As in 2000, there is an absence of corporate governance. The imperious Elon Musk, the world’s first paper trillionaire, will control the world’s first “orbital infrastructure conglomerate” using a dual-class share structure reducing shareholder oversight and ensures that he cannot be removed. Musk’s known disregard for governance and erratic, self-dealing strategy shifts were dismissed. 

As in the dot.com bubble, banks, analysts and media, despite obvious conflicts of interest, play a pivotal role amplifying the ‘new economy’ narrative. Banks involved in the SpaceX share offering received fees totalling more than $500 million. Exchanges desperate to boost the number of stocks listed agreed to include SpaceX in stock indices under expedited fast entry rules meaning investors, especially passive investors, would have to sell existing holdings to make way for SpaceX, Anthropic and OpenAI shares.

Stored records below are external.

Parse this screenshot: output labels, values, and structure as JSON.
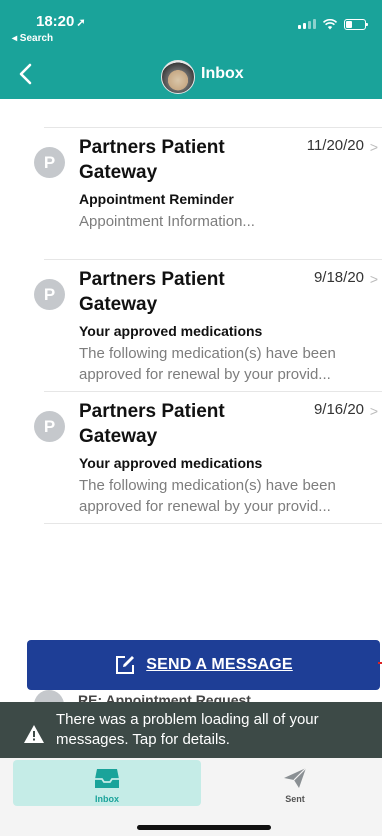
{
  "status_bar": {
    "time": "18:20",
    "back_label": "◂ Search"
  },
  "header": {
    "title": "Inbox"
  },
  "messages": [
    {
      "initial": "P",
      "sender": "Partners Patient Gateway",
      "date": "11/20/20",
      "subject": "Appointment Reminder",
      "preview": "Appointment Information..."
    },
    {
      "initial": "P",
      "sender": "Partners Patient Gateway",
      "date": "9/18/20",
      "subject": "Your approved medications",
      "preview": "The following medication(s) have been approved for renewal by your provid..."
    },
    {
      "initial": "P",
      "sender": "Partners Patient Gateway",
      "date": "9/16/20",
      "subject": "Your approved medications",
      "preview": "The following medication(s) have been approved for renewal by your provid..."
    }
  ],
  "peek_subject": "RE: Appointment Request",
  "send_button": {
    "label": "SEND A MESSAGE"
  },
  "banner": {
    "text": "There was a problem loading all of your messages. Tap for details."
  },
  "tabs": {
    "inbox": "Inbox",
    "sent": "Sent"
  },
  "colors": {
    "header": "#1aa39a",
    "button": "#1e3e96",
    "banner": "#3d4a47",
    "tab_active": "#c5ece7"
  }
}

Intermediaries will benefit from large trading volumes. 

The real purpose of the current round of initial public offerings is to allow insiders to cash out, transferring risk to over-enthusiastic and unsuspecting investors. In 2000, once the 180-day lock-up period expired allowing original funders and employees to sell restricted shares, there were widespread sell-offs as supply flooded the market. Listing also provides founders with overvalued stock which functions as currency for financing acquisitions. Musk may merge SpaceX with Tesla consistent with previous transactions involving Solar City, Twitter, and xAI. Given his unfettered control of SpaceX, it would obviate the need for an expensive and heavily leveraged transaction to take Tesla private.

In 2000, the party ended when the US Federal Reserve raised interest rates from 4.75 to 6.5 percent to curb inflationary pressures reducing investor demand for risky investments. Investment analysts also belatedly advised clients to reduce exposure to the technology sector which they considered overvalued. Many startups found themselves running out of money with no obvious source of new capital triggering the crash. Market conditions today are remarkably similar currently with inflation rising, interest rates especially long-term bond rates under pressure, a deterioration of liquidity, and rising concern about the technology sector. 

Like the dot.com episode, this too will end badly. To paraphrase historian Christian Wolmar writing about the UK railways, booms cannot be sustained on “little more than optimism feeding on itself.” While the technologies themselves may ultimately prove useful though this doubtful due to the high rate of depreciation and obsolescence of processors, few investors will earn satisfactory returns due to the difficulty in picking the right firms. That is the persistent story of every new technology. 

In 2000, ordinary households who invested on the promise of a few individuals on how their technologies would change the world lost a large part of their saving. Many employees, whose was heavily weighted towards stock options that expired worthless, lost their jobs. Few founders and banks were held accountable. Given the growing anger at systems rigged against them and favouring insiders, a repeat may have a deeper fallout. The political and social consequences of a new crash may turn out to be as important as the financial effects.